Раздались женские голоса. Вдоль кладбищенской канавы ковыляла нарядная старуха в синей долгой юбке, светлой, с вышивкой блузе, на плечах платок – так наряжаются на сцену исполнители народных песен. Плелась за молодой женщиной: та шла по дороге, одетая в домашний ношеный халат, на руках несла ребенка, спящего или просто притихшего.

Старуха канючила:

– Анька, дай малую подержать!.. – заносила над канавой ногу, но не решалась или не могла переступить расстояния.

Молодая отвечала:

– Я же сказала – нет! – Отвечала спокойно, но очень жестко.

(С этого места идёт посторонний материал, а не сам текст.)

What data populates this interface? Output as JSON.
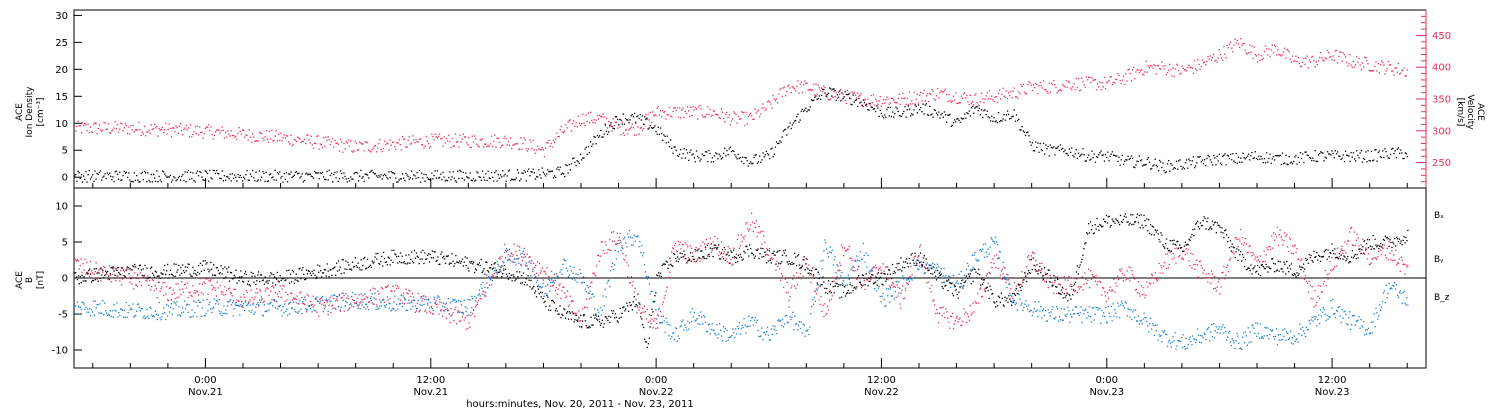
{
  "colors": {
    "density": "#000000",
    "velocity": "#e8305a",
    "bx": "#000000",
    "by": "#1a7fd6",
    "bz": "#e8305a"
  },
  "chart_data": [
    {
      "type": "scatter",
      "panel": "top",
      "ylabel_left": [
        "ACE",
        "Ion Density",
        "[cm⁻³]"
      ],
      "ylabel_right": [
        "ACE",
        "Velocity",
        "[km/s]"
      ],
      "ylim_left": [
        -2,
        31
      ],
      "ylim_right": [
        210,
        490
      ],
      "yticks_left": [
        "0",
        "5",
        "10",
        "15",
        "20",
        "25",
        "30"
      ],
      "yticks_right": [
        "250",
        "300",
        "350",
        "400",
        "450"
      ],
      "x_unit": "hours since Nov.20 00:00",
      "xlim": [
        17,
        89
      ],
      "series": [
        {
          "name": "Ion Density",
          "axis": "left",
          "x": [
            17,
            22,
            27,
            32,
            37,
            41,
            43,
            44,
            45,
            46,
            47,
            48,
            49,
            50,
            51,
            52,
            53,
            54,
            55,
            56,
            57,
            58,
            59,
            60,
            61,
            62,
            63,
            64,
            65,
            66,
            67,
            68,
            69,
            70,
            71,
            72,
            73,
            74,
            75,
            76,
            77,
            78,
            79,
            80,
            81,
            82,
            83,
            84,
            85,
            86,
            87,
            88
          ],
          "y": [
            0.3,
            0.3,
            0.3,
            0.3,
            0.3,
            0.5,
            1,
            4,
            8,
            11,
            11,
            9,
            5,
            4,
            4,
            5,
            3,
            4,
            9,
            13,
            16,
            15,
            14,
            12,
            12,
            13,
            12,
            10,
            13,
            11,
            12,
            6,
            5,
            5,
            4,
            4,
            3,
            3,
            2,
            2.5,
            3,
            3.5,
            3.5,
            4,
            3.5,
            3.5,
            4,
            4,
            4,
            4,
            4.5,
            4.5
          ]
        },
        {
          "name": "Velocity",
          "axis": "right",
          "x": [
            17,
            20,
            24,
            28,
            32,
            36,
            40,
            41,
            42,
            43,
            44,
            45,
            46,
            47,
            48,
            49,
            50,
            51,
            52,
            53,
            54,
            55,
            56,
            57,
            58,
            59,
            60,
            61,
            62,
            63,
            64,
            65,
            66,
            67,
            68,
            69,
            70,
            71,
            72,
            73,
            74,
            75,
            76,
            77,
            78,
            79,
            80,
            81,
            82,
            83,
            84,
            85,
            86,
            87,
            88
          ],
          "y": [
            305,
            305,
            300,
            290,
            275,
            285,
            285,
            280,
            270,
            300,
            320,
            320,
            305,
            305,
            330,
            330,
            330,
            330,
            320,
            320,
            340,
            370,
            370,
            360,
            355,
            350,
            350,
            350,
            355,
            360,
            355,
            350,
            355,
            360,
            370,
            370,
            375,
            375,
            375,
            385,
            400,
            400,
            395,
            405,
            420,
            440,
            420,
            430,
            410,
            410,
            420,
            410,
            405,
            400,
            395
          ]
        }
      ]
    },
    {
      "type": "scatter",
      "panel": "bottom",
      "ylabel_left": [
        "ACE",
        "B",
        "[nT]"
      ],
      "ylim": [
        -12.5,
        12.5
      ],
      "yticks": [
        "-10",
        "-5",
        "0",
        "5",
        "10"
      ],
      "x_unit": "hours since Nov.20 00:00",
      "xlim": [
        17,
        89
      ],
      "legend": [
        "Bₓ",
        "Bᵧ",
        "B_z"
      ],
      "series": [
        {
          "name": "Bₓ",
          "x": [
            17,
            18,
            20,
            22,
            24,
            26,
            28,
            30,
            32,
            34,
            36,
            38,
            40,
            41,
            42,
            43,
            44,
            45,
            46,
            47,
            47.5,
            48,
            49,
            50,
            51,
            52,
            53,
            54,
            55,
            56,
            57,
            58,
            59,
            60,
            61,
            62,
            63,
            64,
            65,
            66,
            67,
            68,
            69,
            70,
            71,
            72,
            73,
            74,
            75,
            76,
            77,
            78,
            79,
            80,
            81,
            82,
            83,
            84,
            85,
            86,
            87,
            88
          ],
          "y": [
            0,
            0.5,
            1,
            1,
            1.5,
            0,
            0,
            1,
            2,
            3,
            3,
            2,
            1,
            0,
            -3,
            -5,
            -6,
            -6,
            -5,
            -3,
            -10,
            0,
            3,
            3,
            4,
            3,
            4,
            3,
            3,
            2,
            -1,
            -2,
            0,
            0,
            2,
            3,
            0,
            -2,
            1,
            -3,
            -3,
            2,
            0,
            -3,
            7,
            8,
            8,
            8,
            5,
            4,
            8,
            7,
            3,
            1,
            2,
            1,
            3,
            4,
            3,
            5,
            5,
            6
          ]
        },
        {
          "name": "Bᵧ",
          "x": [
            17,
            18,
            20,
            22,
            24,
            26,
            28,
            30,
            32,
            34,
            36,
            38,
            40,
            41,
            42,
            43,
            44,
            45,
            46,
            47,
            48,
            49,
            50,
            51,
            52,
            53,
            54,
            55,
            56,
            57,
            58,
            59,
            60,
            61,
            62,
            63,
            64,
            65,
            66,
            67,
            68,
            69,
            70,
            71,
            72,
            73,
            74,
            75,
            76,
            77,
            78,
            79,
            80,
            81,
            82,
            83,
            84,
            85,
            86,
            87,
            88
          ],
          "y": [
            -4,
            -4,
            -4.5,
            -4.5,
            -4,
            -4,
            -4,
            -3.5,
            -3,
            -3.5,
            -3.5,
            -4,
            3,
            3,
            -2,
            2,
            0,
            -5,
            5,
            6,
            -5,
            -8,
            -5,
            -7,
            -8,
            -6,
            -8,
            -5,
            -8,
            5,
            -1,
            4,
            -3,
            -1,
            2,
            1,
            -1,
            3,
            5,
            -3,
            -4,
            -5,
            -5,
            -5,
            -5,
            -4,
            -6,
            -8,
            -9,
            -8,
            -7,
            -9,
            -7,
            -8,
            -8,
            -6,
            -4,
            -6,
            -7,
            -1,
            -3
          ]
        },
        {
          "name": "B_z",
          "x": [
            17,
            18,
            20,
            22,
            24,
            26,
            28,
            30,
            32,
            34,
            36,
            38,
            40,
            41,
            42,
            43,
            44,
            45,
            46,
            47,
            48,
            49,
            50,
            51,
            52,
            53,
            54,
            55,
            56,
            57,
            58,
            59,
            60,
            61,
            62,
            63,
            64,
            65,
            66,
            67,
            68,
            69,
            70,
            71,
            72,
            73,
            74,
            75,
            76,
            77,
            78,
            79,
            80,
            81,
            82,
            83,
            84,
            85,
            86,
            87,
            88
          ],
          "y": [
            2,
            1,
            0,
            -2,
            -1,
            -3,
            -2,
            -4,
            -3,
            -2,
            -4,
            -6,
            4,
            3,
            1,
            -2,
            -6,
            4,
            6,
            -4,
            -7,
            5,
            3,
            5,
            3,
            8,
            4,
            -2,
            2,
            -5,
            5,
            -1,
            2,
            -3,
            4,
            -5,
            -6,
            -4,
            3,
            -2,
            3,
            -1,
            -1,
            0,
            -2,
            1,
            -2,
            2,
            4,
            1,
            -1,
            6,
            2,
            6,
            4,
            -3,
            2,
            6,
            3,
            4,
            1
          ]
        }
      ]
    }
  ],
  "x_ticks": [
    {
      "hour": 24,
      "time": "0:00",
      "date": "Nov.21"
    },
    {
      "hour": 36,
      "time": "12:00",
      "date": "Nov.21"
    },
    {
      "hour": 48,
      "time": "0:00",
      "date": "Nov.22"
    },
    {
      "hour": 60,
      "time": "12:00",
      "date": "Nov.22"
    },
    {
      "hour": 72,
      "time": "0:00",
      "date": "Nov.23"
    },
    {
      "hour": 84,
      "time": "12:00",
      "date": "Nov.23"
    }
  ],
  "xlabel": "hours:minutes, Nov. 20, 2011 - Nov. 23, 2011"
}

Старуха в нарядной погребальной одежде – посланница мира мертвых, тянущаяся к молодой силе, как вампир к живой крови. Женщина оберегает жизнь. Она не допускает старуху-смерть к девочке, а героя-странника радушно привечает и дает ему совет не идти по кладбищенской дороге смерти. Ему следует двигаться не к смерти, а к новой жизни.

Она тоже меня увидела – сидящего на могиле в причудливом тряпье. Сказала радушно:

– Здравствуйте!

Я кивнул в ответ. Она продолжала, эта Анна:

– Вы, главное, по канаве со стороны кладбища не ходите! Только по дороге, слышите?!

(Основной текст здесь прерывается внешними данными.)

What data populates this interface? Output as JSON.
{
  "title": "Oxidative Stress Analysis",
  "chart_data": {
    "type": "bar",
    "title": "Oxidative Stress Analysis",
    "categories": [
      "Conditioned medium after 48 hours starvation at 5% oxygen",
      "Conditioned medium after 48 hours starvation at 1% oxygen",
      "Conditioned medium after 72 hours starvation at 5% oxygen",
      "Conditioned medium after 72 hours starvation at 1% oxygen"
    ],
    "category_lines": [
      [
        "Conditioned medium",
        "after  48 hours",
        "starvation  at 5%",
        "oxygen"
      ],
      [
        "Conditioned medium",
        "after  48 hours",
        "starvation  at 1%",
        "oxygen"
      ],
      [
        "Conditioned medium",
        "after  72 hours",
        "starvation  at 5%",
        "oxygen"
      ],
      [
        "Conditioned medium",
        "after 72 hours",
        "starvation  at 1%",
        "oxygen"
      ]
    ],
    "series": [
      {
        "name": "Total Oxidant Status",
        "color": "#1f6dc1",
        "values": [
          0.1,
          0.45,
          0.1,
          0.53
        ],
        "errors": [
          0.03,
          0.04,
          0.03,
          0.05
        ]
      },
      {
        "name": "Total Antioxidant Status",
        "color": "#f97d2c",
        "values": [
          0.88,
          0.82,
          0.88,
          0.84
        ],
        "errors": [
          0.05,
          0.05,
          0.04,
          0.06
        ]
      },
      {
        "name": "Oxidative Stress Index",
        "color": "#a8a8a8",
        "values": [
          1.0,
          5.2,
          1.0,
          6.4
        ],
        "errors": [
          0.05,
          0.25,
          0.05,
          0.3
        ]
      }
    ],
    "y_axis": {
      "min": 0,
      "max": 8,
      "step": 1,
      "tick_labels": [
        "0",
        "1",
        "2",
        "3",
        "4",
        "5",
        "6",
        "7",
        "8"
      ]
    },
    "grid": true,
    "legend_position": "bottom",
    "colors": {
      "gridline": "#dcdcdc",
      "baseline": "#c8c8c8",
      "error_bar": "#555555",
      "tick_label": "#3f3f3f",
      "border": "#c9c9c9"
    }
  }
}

Эпизод странноприимства, то есть гостеприимной встречи странника, обставлен Елизаровым несколько неожиданно и неканонически. На диком пляже его герой, утомленный зноем и жаждой, находит палатку с водой и съестными припасами. Но людей в палатке нет, и она так и будет пустовать до конца рассказа. Странноприимство без участия людей… Видимо, люди с их страстями и соблазнами не вполне достойны и надежны, поэтому странника принимает сам Замысел сущего. В этой точке его путь заканчивается преображением, отрешением от человеческого и принятием всех форм жизни.

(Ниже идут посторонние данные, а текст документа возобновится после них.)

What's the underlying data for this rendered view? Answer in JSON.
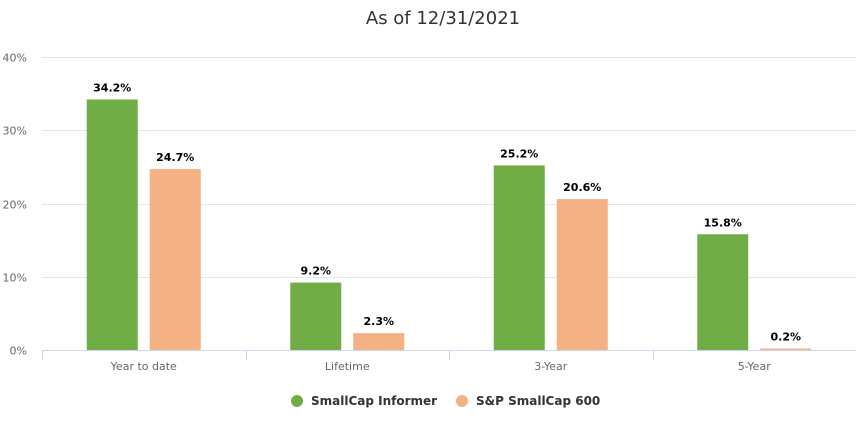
{
  "chart_data": {
    "type": "bar",
    "title": "As of 12/31/2021",
    "categories": [
      "Year to date",
      "Lifetime",
      "3-Year",
      "5-Year"
    ],
    "series": [
      {
        "name": "SmallCap Informer",
        "values": [
          34.2,
          9.2,
          25.2,
          15.8
        ],
        "labels": [
          "34.2%",
          "9.2%",
          "25.2%",
          "15.8%"
        ],
        "color": "#70ad47"
      },
      {
        "name": "S&P SmallCap 600",
        "values": [
          24.7,
          2.3,
          20.6,
          0.2
        ],
        "labels": [
          "24.7%",
          "2.3%",
          "20.6%",
          "0.2%"
        ],
        "color": "#f4b183"
      }
    ],
    "ylim": [
      0,
      40
    ],
    "yticks": [
      0,
      10,
      20,
      30,
      40
    ],
    "ytick_labels": [
      "0%",
      "10%",
      "20%",
      "30%",
      "40%"
    ],
    "grid": true,
    "legend_position": "bottom",
    "colors": {
      "grid": "#e6e6e6",
      "axis": "#ccd6eb",
      "text": "#666666"
    }
  }
}
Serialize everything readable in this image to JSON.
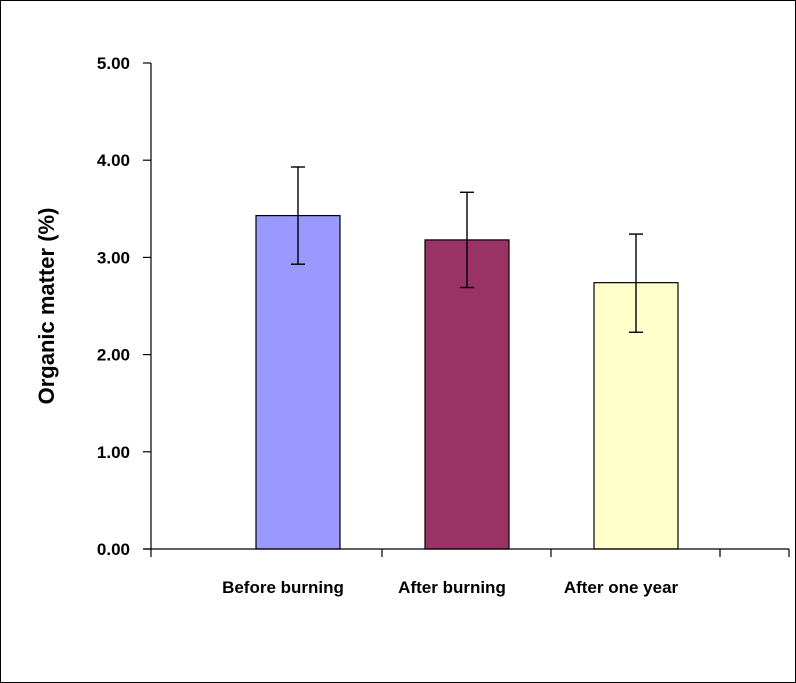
{
  "chart_data": {
    "type": "bar",
    "title": "",
    "xlabel": "",
    "ylabel": "Organic matter (%)",
    "ylim": [
      0,
      5
    ],
    "yticks": [
      "0.00",
      "1.00",
      "2.00",
      "3.00",
      "4.00",
      "5.00"
    ],
    "grid": false,
    "legend": "none",
    "categories": [
      "Before burning",
      "After burning",
      "After one year"
    ],
    "values": [
      3.43,
      3.18,
      2.74
    ],
    "error_plus": [
      0.5,
      0.49,
      0.5
    ],
    "error_minus": [
      0.5,
      0.49,
      0.51
    ],
    "colors": [
      "#9999ff",
      "#993366",
      "#ffffcc"
    ]
  }
}
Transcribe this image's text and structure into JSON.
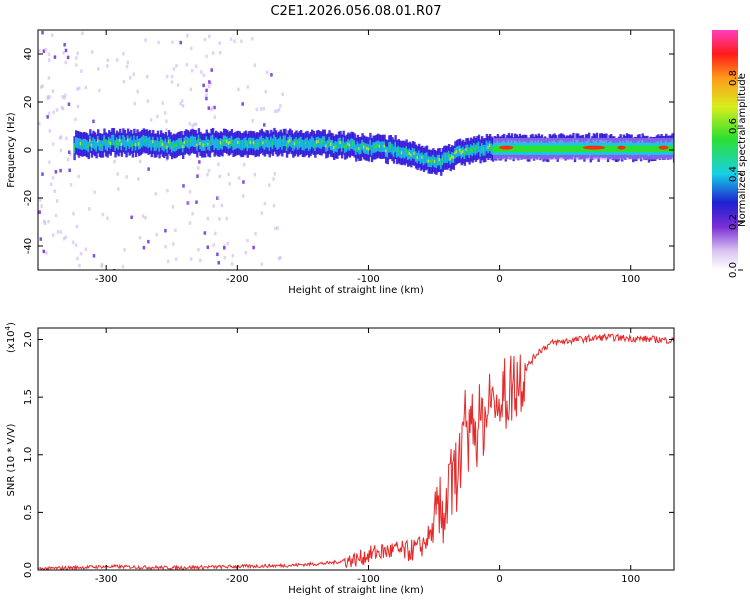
{
  "title": "C2E1.2026.056.08.01.R07",
  "colors": {
    "snr_line": "#e62a2a",
    "ridge": "#19c8d2",
    "haze": "#a678e6",
    "background": "#ffffff"
  },
  "chart_data": [
    {
      "type": "heatmap",
      "xlabel": "Height of straight line (km)",
      "ylabel": "Frequency (Hz)",
      "xlim": [
        -352,
        133
      ],
      "ylim": [
        -50,
        50
      ],
      "x_ticks": [
        -300,
        -200,
        -100,
        0,
        100
      ],
      "x_tick_labels": [
        "-300",
        "-200",
        "-100",
        "0",
        "100"
      ],
      "y_ticks": [
        -40,
        -20,
        0,
        20,
        40
      ],
      "y_tick_labels": [
        "-40",
        "-20",
        "0",
        "20",
        "40"
      ],
      "ridge_center": {
        "x": [
          -325,
          -300,
          -270,
          -250,
          -230,
          -200,
          -175,
          -150,
          -125,
          -100,
          -80,
          -65,
          -55,
          -45,
          -35,
          -20,
          0,
          20,
          60,
          100,
          133
        ],
        "y": [
          2,
          3,
          3,
          2,
          3,
          3,
          3,
          3,
          2,
          1,
          0,
          -2,
          -4,
          -5,
          -2,
          0,
          1,
          1,
          1,
          1,
          1
        ]
      },
      "haze_bands": [
        {
          "x": [
            -352,
            -320
          ],
          "intensity": 0.9
        },
        {
          "x": [
            -320,
            -240
          ],
          "intensity": 0.35
        },
        {
          "x": [
            -240,
            -215
          ],
          "intensity": 0.9
        },
        {
          "x": [
            -215,
            -165
          ],
          "intensity": 0.45
        }
      ],
      "colorbar": {
        "label": "Normalized spectral amplitude",
        "range": [
          0,
          1
        ],
        "ticks": [
          0.0,
          0.2,
          0.4,
          0.6,
          0.8
        ],
        "tick_labels": [
          "0.0",
          "0.2",
          "0.4",
          "0.6",
          "0.8"
        ]
      }
    },
    {
      "type": "line",
      "xlabel": "Height of straight line (km)",
      "ylabel": "SNR (10 * V/V)",
      "ylabel_scale": "(x10",
      "ylabel_scale_exp": "4",
      "xlim": [
        -352,
        133
      ],
      "ylim": [
        0,
        2.1
      ],
      "x_ticks": [
        -300,
        -200,
        -100,
        0,
        100
      ],
      "x_tick_labels": [
        "-300",
        "-200",
        "-100",
        "0",
        "100"
      ],
      "y_ticks": [
        0.0,
        0.5,
        1.0,
        1.5,
        2.0
      ],
      "y_tick_labels": [
        "0.0",
        "0.5",
        "1.0",
        "1.5",
        "2.0"
      ],
      "series": [
        {
          "name": "SNR",
          "x": [
            -352,
            -300,
            -250,
            -200,
            -160,
            -130,
            -110,
            -95,
            -80,
            -70,
            -60,
            -50,
            -40,
            -30,
            -20,
            -10,
            0,
            10,
            20,
            30,
            40,
            60,
            80,
            100,
            120,
            133
          ],
          "y": [
            0.01,
            0.03,
            0.02,
            0.03,
            0.04,
            0.06,
            0.09,
            0.15,
            0.17,
            0.16,
            0.2,
            0.35,
            0.6,
            0.95,
            1.2,
            1.35,
            1.45,
            1.6,
            1.75,
            1.9,
            1.97,
            2.0,
            2.02,
            2.01,
            2.0,
            1.99
          ]
        }
      ]
    }
  ]
}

Но гораздо более важным неожиданно оказывается другое. Последние размышления героя открывают нам металитературный уровень рассказа, дополняющий первые два: бытовой и символический. Зной, как мы узнаем, заряжает елизаровского странника мощным творческим импульсом, силой внечеловеческого пламени. Избавляясь во время пути от всего человеческого, он освобождается от ложного поэтического чувства, расслабленного, декадентского, насквозь нарциссического.

В самом начале пути он – декадентский поэт и сочиняет подражательные символистские стихи. Вступив на крымскую землю, он продолжает время от времени их писать, но всякий раз с меньшей охотой. В конце пути он окончательно отказывается сочинять что-либо подобное:

Без интереса и души водил пером, зная, что это – поэтический послед из прошлой жизни. Мне было чудно и одиноко. Я ощущал необратимую органическую перемену.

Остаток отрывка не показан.